Foundational planning for load testing - AWS Prescriptive Guidance

Foundational planning for load testing

To determine the right tool and setup for the load test, be clear on why you are running the test. The following questions have to be addressed with the right type of test:

  • How much load can my application withstand?

  • Can my application handle X load?

  • Does my application automatically scale up and down?

  • Does my application behavior degrade over time with X amount of load?

  • Is my application working? (This is not a typical load test, but you can use load-testing tools to determine whether your application is functioning as expected.)

Determine test complexity

Test complexity is determined by how complete your evaluation will be. Basic tools, such as Hey or ab, can run requests against a single application URI. These tools are the most efficient ones, but they test only one aspect of your application. In some cases, this can be sufficient. For example, if you want to test scaling, it is sufficient to make calls against an endpoint to inflict load in the dimension you want to test. For example, the CPU load can be a huge payload or an intensive calculation that creates CPU load. If you have a distributed system, you might want to invoke an endpoint that starts a complex and distributed process.

In other cases, you might need the test to perform a complex behavior. For example, you need to log in before starting a process, or you are testing an order process that includes selecting an item and performing the purchase. This can be understood as a scenario. Testing scenarios requires more complex load-testing tools where you can shape the workload to match real-life situations. This will yield results that you can use to make assertions about the performance that end users will experience.

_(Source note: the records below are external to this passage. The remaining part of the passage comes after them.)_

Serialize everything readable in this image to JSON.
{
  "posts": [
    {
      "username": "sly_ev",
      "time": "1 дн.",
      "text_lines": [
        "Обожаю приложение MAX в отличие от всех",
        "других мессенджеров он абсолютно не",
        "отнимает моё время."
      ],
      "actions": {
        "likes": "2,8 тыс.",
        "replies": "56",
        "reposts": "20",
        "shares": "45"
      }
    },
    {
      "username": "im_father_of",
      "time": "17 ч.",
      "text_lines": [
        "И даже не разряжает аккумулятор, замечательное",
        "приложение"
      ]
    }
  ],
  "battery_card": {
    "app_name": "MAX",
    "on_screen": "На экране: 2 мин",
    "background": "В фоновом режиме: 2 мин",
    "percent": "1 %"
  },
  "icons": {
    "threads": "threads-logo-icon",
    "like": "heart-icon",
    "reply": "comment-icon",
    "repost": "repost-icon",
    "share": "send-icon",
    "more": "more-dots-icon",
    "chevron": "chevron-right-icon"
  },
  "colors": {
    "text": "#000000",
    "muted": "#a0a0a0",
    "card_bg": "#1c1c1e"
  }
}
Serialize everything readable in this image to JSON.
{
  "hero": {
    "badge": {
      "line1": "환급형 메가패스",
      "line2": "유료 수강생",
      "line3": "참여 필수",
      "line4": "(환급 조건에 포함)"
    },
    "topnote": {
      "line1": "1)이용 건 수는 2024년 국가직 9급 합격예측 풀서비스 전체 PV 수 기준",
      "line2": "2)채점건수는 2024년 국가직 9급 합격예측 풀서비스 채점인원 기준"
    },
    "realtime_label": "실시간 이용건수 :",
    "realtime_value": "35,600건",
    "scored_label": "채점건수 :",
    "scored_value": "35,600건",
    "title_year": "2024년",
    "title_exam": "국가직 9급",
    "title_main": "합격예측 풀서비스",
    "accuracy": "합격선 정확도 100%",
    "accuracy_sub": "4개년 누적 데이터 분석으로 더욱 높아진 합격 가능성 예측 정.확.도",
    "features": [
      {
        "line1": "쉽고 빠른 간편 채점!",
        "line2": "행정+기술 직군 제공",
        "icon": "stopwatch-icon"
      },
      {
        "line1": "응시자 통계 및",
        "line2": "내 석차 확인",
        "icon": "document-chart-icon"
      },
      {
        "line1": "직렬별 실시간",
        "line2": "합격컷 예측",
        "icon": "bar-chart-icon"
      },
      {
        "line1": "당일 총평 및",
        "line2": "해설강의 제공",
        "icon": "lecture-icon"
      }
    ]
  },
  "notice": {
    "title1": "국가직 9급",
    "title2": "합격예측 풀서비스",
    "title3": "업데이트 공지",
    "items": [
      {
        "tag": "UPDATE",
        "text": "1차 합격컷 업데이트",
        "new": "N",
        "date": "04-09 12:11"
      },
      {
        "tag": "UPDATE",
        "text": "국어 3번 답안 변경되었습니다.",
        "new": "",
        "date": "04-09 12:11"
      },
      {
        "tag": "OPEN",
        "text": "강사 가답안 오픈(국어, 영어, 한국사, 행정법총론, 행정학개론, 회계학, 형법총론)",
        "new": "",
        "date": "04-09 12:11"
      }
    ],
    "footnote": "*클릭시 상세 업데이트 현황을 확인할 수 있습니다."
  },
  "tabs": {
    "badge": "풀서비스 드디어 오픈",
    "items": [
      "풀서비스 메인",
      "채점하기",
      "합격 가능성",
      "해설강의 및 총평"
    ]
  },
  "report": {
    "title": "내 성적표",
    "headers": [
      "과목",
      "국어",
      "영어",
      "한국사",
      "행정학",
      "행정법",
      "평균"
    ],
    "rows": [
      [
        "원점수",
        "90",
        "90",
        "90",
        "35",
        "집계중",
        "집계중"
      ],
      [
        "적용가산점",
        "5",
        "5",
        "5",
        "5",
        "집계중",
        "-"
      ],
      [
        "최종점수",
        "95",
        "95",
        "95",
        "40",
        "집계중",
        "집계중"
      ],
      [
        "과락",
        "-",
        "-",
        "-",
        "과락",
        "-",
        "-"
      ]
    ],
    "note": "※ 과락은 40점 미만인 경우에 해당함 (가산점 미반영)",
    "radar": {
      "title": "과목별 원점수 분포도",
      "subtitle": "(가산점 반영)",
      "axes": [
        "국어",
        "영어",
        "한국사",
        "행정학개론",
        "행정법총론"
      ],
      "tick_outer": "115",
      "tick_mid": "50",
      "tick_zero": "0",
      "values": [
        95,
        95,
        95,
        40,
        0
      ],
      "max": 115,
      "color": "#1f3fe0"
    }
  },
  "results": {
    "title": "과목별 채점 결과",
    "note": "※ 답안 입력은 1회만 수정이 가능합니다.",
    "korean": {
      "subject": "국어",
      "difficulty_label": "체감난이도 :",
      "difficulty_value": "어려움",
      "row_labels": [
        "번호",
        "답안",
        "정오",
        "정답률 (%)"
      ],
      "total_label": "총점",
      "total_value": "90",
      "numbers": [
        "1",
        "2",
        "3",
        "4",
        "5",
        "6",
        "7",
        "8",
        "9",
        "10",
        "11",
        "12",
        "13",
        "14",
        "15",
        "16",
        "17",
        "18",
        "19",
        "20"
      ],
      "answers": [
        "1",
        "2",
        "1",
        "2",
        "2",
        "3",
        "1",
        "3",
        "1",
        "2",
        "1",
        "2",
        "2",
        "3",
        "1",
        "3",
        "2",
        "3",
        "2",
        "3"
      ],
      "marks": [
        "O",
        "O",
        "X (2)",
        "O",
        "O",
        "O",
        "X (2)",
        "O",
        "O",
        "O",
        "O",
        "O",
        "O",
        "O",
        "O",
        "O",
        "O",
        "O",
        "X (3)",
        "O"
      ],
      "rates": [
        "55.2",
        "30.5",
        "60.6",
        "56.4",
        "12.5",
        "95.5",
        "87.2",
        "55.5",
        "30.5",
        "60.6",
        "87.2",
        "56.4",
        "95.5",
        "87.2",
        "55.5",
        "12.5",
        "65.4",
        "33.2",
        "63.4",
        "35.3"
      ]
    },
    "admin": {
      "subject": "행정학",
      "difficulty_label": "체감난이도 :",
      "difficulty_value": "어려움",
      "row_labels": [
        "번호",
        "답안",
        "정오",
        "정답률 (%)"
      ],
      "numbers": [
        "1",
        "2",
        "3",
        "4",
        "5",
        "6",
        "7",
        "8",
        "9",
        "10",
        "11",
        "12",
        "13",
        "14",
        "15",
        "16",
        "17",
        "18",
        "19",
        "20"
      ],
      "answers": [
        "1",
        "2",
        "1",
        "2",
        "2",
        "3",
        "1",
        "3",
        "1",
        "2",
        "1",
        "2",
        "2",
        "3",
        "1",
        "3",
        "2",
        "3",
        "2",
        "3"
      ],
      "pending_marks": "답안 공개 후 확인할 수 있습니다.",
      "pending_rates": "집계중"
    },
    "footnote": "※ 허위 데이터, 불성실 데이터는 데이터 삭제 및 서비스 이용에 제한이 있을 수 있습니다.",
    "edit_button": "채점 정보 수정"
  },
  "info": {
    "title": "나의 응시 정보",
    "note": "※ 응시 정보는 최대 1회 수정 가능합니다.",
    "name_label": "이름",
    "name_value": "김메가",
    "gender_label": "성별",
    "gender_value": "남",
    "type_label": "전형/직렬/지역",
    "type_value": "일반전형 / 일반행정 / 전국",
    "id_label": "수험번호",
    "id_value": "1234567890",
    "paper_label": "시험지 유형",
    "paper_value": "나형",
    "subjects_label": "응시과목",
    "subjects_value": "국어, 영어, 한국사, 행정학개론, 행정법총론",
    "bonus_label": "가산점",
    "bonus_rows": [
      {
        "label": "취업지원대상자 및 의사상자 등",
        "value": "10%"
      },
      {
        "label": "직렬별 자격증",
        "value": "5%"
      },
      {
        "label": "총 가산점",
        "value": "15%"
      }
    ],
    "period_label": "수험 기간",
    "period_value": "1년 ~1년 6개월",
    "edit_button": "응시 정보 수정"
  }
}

Complex tests induce more load on the load-generating system. For running load tests, you must consider not only the tool but also the system that runs the tool, its CPU and network bandwidth being the most important aspects. A badly designed load test computer system can lead to wrong results. For example, a single machine will not be sufficient to create load for a well-performing target. In this case, you must set up a distributed load test. On the other hand, a well-performing tool can create more load with a single server. This will be covered in greater depth in the discussion of test setup.

Measurement and setup

Representability of the test environment must be considered. If you are running a huge shopping site, with thousands of servers, it can become difficult to test production without affecting end users or to create a test environment that replicates the site’s size. In addition, creating sufficient traffic to put stress on system with this scale also requires a sophisticated load test setup. For this reason, load tests are usually run on smaller, comparable setups that you can use to draw assumptions about the production environment. Tests that establish baselines or functional requirements can be run on production environments.

It's a good practice to document test environments for subsequent tests so that you have a well-defined specification, with which results to expect for which size of target environment.

Consider all elements of the infrastructure that are affected by the load test. While the test is often looking at the CPU and memory of the hosts, there are other side effects that are relevant to consider.

A typical side effect is that the network bandwidth for communication between your services can reach its limits. For services that are connected through the internet or for distributed systems, the communication is usually based on a network. Using a load test that creates stress on the application will also create stress on the underlying network infrastructure.

Load modeling and stepped tests

For different tests, you can model how much load is produced over the course of the test. A basic way is to create a stepped progression that will gradually increase the load over time. This will create distinct data points for every step, which enables you to draw more detailed conclusions which a single test run. To find a limit that is relevant for your application, it’s a good practice to start the test with a load that’s below the typical usage where you will expect top performance. When you gradually increase the load, you will see the limit where application performance is degrading. Results will show if expected behavior is still valid and that your application behaves as expected in faulty situations. For example, when testing above the limit, you could expect your application to shed load.

Using complex tools, you can set up a pattern as a configuration for your test. This will define how much load will be produced for a period and how it will increase or decrease.

Most of the basic tools are command line tools, which require you to script a solution yourself. When you write your own scripts, make sure that you are not accidentally overwriting metrics you want to keep. Output files should have new suffixes for each iteration, so that you don’t overwrite the results of your previous iteration.